Besonders erfreut ist man über den Zuwachs an Musikern. Denn so ist man inzwischen in der Lage, das "Schinderhannes-Lied" auch mit der entsprechenden musikalischen Begleitung zu singen. Bisweilen werden die "Opfer" mit Geschichten und Liedern einen ganzen Abend lang unterhalten. Gut 20 000 Euro hatte man bis zum Sommer 2002 auf diese Weise schon erbeutet und für kranke Kinder gespendet. Und das "Schinderhannes-Jahr" verspricht, weiteren Geldsegen zu bringen, denn die Bande kann sich vor Anfragen kaum retten, viele müssen abgelehnt werden, da alle "Räuber" auch einen zivilen Beruf haben.

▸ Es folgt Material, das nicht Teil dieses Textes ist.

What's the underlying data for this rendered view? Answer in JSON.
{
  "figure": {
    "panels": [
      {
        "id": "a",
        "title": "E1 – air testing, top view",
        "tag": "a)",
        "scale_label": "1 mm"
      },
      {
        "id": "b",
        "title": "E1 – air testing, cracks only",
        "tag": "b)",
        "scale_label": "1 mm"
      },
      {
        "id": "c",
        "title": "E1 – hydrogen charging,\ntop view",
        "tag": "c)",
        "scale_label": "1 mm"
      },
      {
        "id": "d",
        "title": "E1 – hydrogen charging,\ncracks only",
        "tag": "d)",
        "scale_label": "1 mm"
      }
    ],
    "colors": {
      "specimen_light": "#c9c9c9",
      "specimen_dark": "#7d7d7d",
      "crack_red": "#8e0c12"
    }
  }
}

Immer stärker nutzen auch offizielle Stellen, wie etwa die Fremdenverkehrsbüros, die räuberischen Dienste der Bande. So war sie auch bei der Eröffnung der Ausstellung "Unrecht und Recht" in Wittlich, die durch Justizminister Herbert Mertin vorgenommen wurde, dabei (der TV berichtete). Im September macht sie beim Museumsfest in Bad Sobernheim und beim Herbsterlebnistag auf der Wildenburg mit, im Oktober wird für eine Fernsehsendung des MDR gedreht. Und am 21. November geht es natürlich nach Mainz, um dort mit Auftritten in der Fußgängerzone nicht nur Geld für die Kinderkrebshilfe zu sammeln, sondern auch, um an historischer Stelle den 200. Todestag des berühmten Räubers zünftig und deftig zu begehen.